Investing in currency is more secure than the stock market, so why would you risk investing in Iraqi Dinars? This article will tell you why investing in currency is safer than investing in the stock market. Although gurus may claim to be registered to sell Iraqi Dinars, their sales pitches are based on hypothetical values. As such, you should never invest in these products without checking out their track record.
Investing in currency is safer than investing in the stock market
One of the most common questions when it comes to investment is: Which is safer, the stock market or currency markets? Because of the wide range of securities and investments available, determining the safest is nearly impossible. There are, however, some categories that are significantly safer than others. These include money market accounts, municipal bonds, and Treasury Inflation-Protected Securities. Below, we will discuss the most common categories of investment, and why they are considered safer than others.
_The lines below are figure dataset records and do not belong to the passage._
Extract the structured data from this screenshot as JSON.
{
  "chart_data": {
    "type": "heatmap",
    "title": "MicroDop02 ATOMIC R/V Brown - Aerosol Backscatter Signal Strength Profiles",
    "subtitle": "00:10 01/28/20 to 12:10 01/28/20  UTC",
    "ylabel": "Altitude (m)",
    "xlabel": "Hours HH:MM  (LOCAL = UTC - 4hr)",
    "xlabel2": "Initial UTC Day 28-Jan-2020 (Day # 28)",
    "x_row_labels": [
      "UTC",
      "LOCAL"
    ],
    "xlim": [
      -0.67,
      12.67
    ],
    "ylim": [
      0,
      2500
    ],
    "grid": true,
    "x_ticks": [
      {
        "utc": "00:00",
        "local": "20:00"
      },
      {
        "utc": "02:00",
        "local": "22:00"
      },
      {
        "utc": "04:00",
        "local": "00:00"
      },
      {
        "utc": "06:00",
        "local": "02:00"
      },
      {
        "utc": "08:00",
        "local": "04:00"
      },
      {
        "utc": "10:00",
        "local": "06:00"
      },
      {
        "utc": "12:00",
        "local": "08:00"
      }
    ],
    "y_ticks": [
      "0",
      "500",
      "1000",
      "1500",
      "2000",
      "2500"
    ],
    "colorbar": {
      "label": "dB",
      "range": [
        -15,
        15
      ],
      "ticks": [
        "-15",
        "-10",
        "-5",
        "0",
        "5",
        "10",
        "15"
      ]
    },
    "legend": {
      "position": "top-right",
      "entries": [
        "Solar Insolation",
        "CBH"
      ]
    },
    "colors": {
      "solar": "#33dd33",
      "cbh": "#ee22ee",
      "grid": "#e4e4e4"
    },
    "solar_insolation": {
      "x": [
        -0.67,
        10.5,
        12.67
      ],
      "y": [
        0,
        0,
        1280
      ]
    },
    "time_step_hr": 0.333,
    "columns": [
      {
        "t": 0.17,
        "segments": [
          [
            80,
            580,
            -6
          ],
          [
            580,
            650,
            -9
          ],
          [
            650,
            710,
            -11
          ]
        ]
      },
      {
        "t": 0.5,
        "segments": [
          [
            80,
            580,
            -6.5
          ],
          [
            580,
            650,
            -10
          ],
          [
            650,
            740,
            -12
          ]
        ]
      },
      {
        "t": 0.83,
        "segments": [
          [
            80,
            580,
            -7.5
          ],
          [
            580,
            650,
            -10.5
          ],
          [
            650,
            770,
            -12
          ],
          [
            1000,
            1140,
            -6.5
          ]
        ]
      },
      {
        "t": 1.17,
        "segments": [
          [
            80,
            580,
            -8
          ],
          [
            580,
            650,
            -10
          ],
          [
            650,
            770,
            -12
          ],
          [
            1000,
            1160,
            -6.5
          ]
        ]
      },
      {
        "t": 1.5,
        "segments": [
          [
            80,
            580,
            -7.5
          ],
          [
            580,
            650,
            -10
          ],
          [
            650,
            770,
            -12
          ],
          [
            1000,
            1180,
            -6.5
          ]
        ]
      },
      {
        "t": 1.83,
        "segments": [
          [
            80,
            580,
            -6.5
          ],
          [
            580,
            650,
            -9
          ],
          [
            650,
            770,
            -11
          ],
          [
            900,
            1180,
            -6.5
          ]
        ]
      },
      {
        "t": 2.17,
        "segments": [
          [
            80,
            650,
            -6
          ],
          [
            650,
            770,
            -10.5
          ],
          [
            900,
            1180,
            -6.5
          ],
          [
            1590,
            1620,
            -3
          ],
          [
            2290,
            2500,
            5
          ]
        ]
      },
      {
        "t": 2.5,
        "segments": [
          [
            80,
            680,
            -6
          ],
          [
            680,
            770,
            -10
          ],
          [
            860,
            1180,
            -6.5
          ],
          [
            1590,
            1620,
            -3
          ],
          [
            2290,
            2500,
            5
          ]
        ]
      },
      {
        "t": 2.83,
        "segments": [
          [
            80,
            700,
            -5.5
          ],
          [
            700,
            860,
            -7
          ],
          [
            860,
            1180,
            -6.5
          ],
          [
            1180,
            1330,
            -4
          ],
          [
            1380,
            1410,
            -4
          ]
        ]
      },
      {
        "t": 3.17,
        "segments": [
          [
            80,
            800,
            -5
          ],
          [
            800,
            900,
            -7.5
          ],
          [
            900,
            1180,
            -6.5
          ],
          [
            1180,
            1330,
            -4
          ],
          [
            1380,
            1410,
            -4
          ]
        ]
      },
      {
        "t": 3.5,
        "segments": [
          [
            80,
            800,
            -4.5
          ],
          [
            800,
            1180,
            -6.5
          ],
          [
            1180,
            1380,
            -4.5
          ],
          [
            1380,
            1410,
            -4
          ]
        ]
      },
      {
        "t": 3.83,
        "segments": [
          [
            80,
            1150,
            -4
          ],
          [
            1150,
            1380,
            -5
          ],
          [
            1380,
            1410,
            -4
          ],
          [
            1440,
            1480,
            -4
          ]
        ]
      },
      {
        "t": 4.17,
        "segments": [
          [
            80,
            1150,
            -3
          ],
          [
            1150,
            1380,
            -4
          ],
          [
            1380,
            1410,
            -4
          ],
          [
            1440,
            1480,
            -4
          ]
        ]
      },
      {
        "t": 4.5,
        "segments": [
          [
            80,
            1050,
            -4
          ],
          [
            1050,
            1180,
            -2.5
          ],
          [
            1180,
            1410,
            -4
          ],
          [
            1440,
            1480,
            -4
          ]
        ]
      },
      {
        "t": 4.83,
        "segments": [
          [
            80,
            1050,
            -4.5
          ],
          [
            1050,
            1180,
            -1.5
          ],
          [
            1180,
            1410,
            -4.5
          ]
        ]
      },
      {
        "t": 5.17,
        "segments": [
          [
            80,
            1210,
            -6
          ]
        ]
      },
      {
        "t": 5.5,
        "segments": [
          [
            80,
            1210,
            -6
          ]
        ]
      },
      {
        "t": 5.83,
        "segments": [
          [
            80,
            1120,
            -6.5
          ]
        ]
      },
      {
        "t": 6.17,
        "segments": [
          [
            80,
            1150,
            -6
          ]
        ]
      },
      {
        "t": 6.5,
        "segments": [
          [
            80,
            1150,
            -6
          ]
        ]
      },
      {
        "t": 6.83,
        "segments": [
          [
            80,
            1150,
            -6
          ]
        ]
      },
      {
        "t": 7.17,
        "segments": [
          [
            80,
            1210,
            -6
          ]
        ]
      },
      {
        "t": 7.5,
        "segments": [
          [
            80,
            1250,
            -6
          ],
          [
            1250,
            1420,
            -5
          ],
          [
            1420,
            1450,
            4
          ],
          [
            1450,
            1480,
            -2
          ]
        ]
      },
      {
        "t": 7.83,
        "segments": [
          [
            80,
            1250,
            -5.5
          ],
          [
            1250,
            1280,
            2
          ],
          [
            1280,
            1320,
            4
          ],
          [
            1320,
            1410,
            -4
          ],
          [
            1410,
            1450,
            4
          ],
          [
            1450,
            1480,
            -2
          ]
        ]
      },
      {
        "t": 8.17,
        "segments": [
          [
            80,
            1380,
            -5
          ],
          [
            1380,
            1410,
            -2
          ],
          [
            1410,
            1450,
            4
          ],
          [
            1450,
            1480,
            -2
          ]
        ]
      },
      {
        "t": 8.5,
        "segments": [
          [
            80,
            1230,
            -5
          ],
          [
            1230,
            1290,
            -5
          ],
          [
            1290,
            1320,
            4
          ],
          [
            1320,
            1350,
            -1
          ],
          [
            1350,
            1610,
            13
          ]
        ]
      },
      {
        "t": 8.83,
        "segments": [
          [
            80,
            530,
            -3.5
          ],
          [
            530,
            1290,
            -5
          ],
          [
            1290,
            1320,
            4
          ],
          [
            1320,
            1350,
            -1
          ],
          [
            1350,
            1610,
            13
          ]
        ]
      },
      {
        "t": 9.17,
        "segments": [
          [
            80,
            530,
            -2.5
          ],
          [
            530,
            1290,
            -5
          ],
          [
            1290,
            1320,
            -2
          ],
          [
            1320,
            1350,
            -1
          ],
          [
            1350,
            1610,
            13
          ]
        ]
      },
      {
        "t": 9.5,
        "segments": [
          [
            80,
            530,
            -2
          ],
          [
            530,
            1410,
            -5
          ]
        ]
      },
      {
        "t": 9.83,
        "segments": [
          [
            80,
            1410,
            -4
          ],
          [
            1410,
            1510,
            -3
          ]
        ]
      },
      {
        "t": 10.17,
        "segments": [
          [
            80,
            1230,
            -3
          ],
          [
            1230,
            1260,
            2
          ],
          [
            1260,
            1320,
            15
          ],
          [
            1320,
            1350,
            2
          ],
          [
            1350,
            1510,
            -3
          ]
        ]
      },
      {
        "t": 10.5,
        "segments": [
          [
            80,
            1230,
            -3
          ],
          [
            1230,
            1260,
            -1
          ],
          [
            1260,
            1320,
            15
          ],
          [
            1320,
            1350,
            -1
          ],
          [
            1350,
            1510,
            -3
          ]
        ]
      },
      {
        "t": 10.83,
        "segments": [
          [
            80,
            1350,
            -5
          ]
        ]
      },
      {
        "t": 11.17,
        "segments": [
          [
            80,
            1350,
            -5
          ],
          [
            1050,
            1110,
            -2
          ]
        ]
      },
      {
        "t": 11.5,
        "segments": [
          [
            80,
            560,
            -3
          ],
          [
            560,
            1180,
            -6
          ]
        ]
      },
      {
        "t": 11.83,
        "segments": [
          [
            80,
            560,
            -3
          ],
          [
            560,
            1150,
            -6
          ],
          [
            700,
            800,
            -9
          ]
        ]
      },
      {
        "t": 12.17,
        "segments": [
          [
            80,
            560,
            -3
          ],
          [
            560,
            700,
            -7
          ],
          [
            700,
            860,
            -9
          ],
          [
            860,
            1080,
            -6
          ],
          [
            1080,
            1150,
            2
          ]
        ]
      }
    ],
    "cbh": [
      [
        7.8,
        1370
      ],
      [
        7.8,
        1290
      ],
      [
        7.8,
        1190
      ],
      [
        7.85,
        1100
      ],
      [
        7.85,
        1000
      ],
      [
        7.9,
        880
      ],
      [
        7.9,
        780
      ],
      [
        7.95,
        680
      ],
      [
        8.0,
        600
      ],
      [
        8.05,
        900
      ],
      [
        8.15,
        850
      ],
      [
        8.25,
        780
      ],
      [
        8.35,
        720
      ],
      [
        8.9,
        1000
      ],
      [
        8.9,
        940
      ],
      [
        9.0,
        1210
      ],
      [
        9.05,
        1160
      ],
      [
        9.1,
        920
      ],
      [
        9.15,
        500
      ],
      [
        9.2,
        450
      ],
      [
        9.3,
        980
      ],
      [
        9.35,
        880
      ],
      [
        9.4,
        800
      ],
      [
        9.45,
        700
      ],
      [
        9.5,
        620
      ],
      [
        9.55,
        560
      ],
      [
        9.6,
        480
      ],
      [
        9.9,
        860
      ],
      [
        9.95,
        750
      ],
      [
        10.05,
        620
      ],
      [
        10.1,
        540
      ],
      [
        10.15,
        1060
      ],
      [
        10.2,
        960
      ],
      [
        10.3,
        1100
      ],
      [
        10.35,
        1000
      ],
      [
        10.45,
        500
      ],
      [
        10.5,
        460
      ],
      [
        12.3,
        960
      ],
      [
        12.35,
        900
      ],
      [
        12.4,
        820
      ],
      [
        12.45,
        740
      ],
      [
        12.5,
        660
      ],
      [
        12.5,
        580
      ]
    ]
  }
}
Scammers claim to be registered to sell Iraqi Dinars
While selling hard currency for numismatic value is perfectly legal, you should be wary of scammers who claim to be registered to sell Iraqi Dinar. While selling hard currency for numismatic value is completely legal, some dealers register as “Money Service Businesses” with the U.S. Treasury. While there are numerous scams involving hard currency, these are only a few of the most common.
They give hypothetical values
The typical Dinar Guru scam entails a marketer or agent connecting investors to an Iraqi dinar exchange. The scammer promises investors high returns on their investment, presenting current exchange rates and postulating future value of the IQD. For example, an investor who invested a thousand dollars at the current exchange rate would receive one million IQD in the future. Unfortunately, this is not what is happening in the world today.
They don’t have a track record
While it’s hard to find a legitimate company with a long track record of scamming investors, the Dinar Guru is one such company. Tony Dunn spent most of his professional career selling shady MLM opportunities, and then he went into financial advisory services by offering investors his dinar currency. The foreign exchange rate plummeted after the US-led coalition invaded Iraq in 2003.
They are delusional suckers
The majority of scammers hawking the Dinar are purely delusional. They have never purchased a single Dinar themselves, and their bogus statements are merely a way to deceive victims into believing that they will soon become rich. In fact, the majority of the “dinar guru” scammers are delusional suckers who will not even be around to report their scams. Nevertheless, the “gurus” will keep sending out their latest “updates” about how Dinars will increase in value.